Frequently asked questions about synthetic fuel

Montana is actively pursuing development of coal-to-liquids technology as a means of converting our significant coal reserves into synthetic gasoline and other fuels. Synthetic versions of petroleum fuels have been made for almost a century, and this technology offers great promise for reducing American dependence on foreign oil. Here are answers to some basic questions about coal-to-liquids technology.

What is synthetic fuel?
Synthetic fuels, also known as synfuel or Fischer-Tropsch liquids, are fuels such as gasoline, diesel, and jet fuel, that are made synthetically-that is, from coal or natural gas instead of oil. These are clean-burning, high-performing fuels that require no engine modifications.

Why Montana?
At 120 billion tons, Montana's coal is, in liquid terms, one quarter the size of the entire Middle East oil reserve, enough fuel to power every American car for decades. If even a fraction of these reserves were responsibly developed and converted to fuel we could greatly reduce the oil we now import from foreign regimes and offer our military, the largest consumer of foreign oil, a domestic alternative.

Where is synthetic fuel made today?
South Africa is the leading producer, making about 200,000 barrels of gasoline and diesel a day from coal. A number of other countries, including Qatar, Malaysia and China, are investing in synfuel production in response to increased global demand for oil and other energy. Synfuels have been in use for many decades. Notoriously, in the 1940s Germany powered most of its war effort using coal-based diesel.

How would the military benefit from synfuel?
The Office of the Secretary of Defense recently issued a Clean Fuels Initiative, a proposal to run all battlefield machinery on a single synthetic fuel. This would enable the military to avoid buying oil from unstable regimes that are known sponsors of terror, and would reduce the military's supply chain vulnerabilities such as those now occurring in the aftermath of hurricane Katrina. As well, being able to run battlefield equipment on a single fuel, rather than multiple fuels, would give the military a strong logistical edge.

Why haven't synfuels been pursued in America before?
They have. In fact, the U.S. government was seriously exploring synfuel as early as 1925. In the 1940s, a Synthetic Liquid Fuels Act passed by Congress even appropriated over $80 million for research and production. By the 1950s, America was producing thousands of gallons of synthetic gasoline a day at a test plant in Missouri. But the discovery of cheap oil, combined with a lobbying effort by the oil industry, caused the government to abandon its synfuel research. During the oil crisis in the late 1970s, the federal government briefly discussed synfuel production, but abandoned the idea when the price of oil receded.

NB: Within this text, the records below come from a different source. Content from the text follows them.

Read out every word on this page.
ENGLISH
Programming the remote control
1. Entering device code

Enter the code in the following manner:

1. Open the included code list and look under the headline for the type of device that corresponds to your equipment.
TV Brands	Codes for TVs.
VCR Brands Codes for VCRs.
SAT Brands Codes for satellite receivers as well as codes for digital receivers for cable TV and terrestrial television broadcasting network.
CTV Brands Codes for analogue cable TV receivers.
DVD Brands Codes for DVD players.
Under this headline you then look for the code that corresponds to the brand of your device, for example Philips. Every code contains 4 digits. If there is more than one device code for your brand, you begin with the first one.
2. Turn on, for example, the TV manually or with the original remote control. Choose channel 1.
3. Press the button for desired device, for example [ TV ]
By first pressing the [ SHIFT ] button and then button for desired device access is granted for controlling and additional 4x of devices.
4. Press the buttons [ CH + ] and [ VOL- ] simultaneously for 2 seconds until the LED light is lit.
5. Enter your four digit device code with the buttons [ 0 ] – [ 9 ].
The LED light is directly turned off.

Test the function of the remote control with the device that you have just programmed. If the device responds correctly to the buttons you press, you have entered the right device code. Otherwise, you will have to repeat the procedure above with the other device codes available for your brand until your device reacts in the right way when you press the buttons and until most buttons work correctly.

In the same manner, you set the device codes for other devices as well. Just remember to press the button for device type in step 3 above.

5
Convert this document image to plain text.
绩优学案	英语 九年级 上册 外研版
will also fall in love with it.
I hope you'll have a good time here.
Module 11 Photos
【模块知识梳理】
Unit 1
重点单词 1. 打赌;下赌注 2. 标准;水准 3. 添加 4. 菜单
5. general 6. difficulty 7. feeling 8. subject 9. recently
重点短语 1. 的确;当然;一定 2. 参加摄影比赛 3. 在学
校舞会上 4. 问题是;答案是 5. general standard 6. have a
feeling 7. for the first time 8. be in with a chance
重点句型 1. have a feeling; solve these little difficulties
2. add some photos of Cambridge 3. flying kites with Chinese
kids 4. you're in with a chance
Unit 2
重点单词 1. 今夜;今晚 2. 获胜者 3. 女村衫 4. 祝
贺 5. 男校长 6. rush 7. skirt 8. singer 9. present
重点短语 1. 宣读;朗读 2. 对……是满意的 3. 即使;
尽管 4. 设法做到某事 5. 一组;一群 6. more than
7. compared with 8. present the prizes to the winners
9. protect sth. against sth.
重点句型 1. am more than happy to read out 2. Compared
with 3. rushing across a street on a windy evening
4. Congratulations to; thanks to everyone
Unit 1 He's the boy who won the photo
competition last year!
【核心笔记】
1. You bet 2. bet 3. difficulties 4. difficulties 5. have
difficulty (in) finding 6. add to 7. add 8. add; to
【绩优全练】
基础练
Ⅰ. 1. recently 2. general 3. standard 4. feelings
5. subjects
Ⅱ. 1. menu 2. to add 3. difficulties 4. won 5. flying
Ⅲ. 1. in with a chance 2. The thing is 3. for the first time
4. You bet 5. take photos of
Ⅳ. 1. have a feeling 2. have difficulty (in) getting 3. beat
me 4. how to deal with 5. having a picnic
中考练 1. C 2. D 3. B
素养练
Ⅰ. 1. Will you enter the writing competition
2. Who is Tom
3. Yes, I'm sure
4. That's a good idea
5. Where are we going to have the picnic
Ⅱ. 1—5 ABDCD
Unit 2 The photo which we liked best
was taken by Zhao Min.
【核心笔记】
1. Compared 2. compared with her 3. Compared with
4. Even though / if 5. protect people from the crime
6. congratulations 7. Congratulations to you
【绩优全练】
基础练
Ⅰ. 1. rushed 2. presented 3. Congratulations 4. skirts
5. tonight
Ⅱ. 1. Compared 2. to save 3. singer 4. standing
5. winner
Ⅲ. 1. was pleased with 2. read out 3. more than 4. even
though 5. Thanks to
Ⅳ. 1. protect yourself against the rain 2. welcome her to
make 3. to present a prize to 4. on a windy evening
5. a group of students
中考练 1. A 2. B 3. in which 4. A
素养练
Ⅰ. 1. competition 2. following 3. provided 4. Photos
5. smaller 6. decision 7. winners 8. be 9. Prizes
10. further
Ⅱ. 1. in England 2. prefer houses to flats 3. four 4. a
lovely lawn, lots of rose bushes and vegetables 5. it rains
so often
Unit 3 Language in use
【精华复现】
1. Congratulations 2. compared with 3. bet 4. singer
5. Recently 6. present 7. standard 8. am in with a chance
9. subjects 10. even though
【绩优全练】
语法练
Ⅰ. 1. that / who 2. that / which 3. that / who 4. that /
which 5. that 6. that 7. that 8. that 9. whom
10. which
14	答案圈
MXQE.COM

Why are synfuels cleaner than traditional fuels?
Synthetic fuel technology works by heating coal into gas in a contained reaction requiring no external energy. This first step is known as coal gasification, and is used widely around the world to create other forms of energy and industrial products. The gas is then cleansed of sulfur, mercury, arsenic and other toxins, as well as greenhouse gasses, and then distilled into a synthetic form of crude oil which can be refined on site to create any liquid fuel. The resulting fuels burn dramatically cleaner than petroleum-based fuels and can help America reduce emissions.

Are there other applications of this technology?
In addition to making liquid fuels, coal gasification can be used to generate electricity with virtually no emissions and, looking toward the future, can be used to produce hydrogen for use in fuel cells. Byproducts from the process include industrial materials such as naptha, waxes for cosmetics, fertilizer, and carbon dioxide for advanced oil recovery.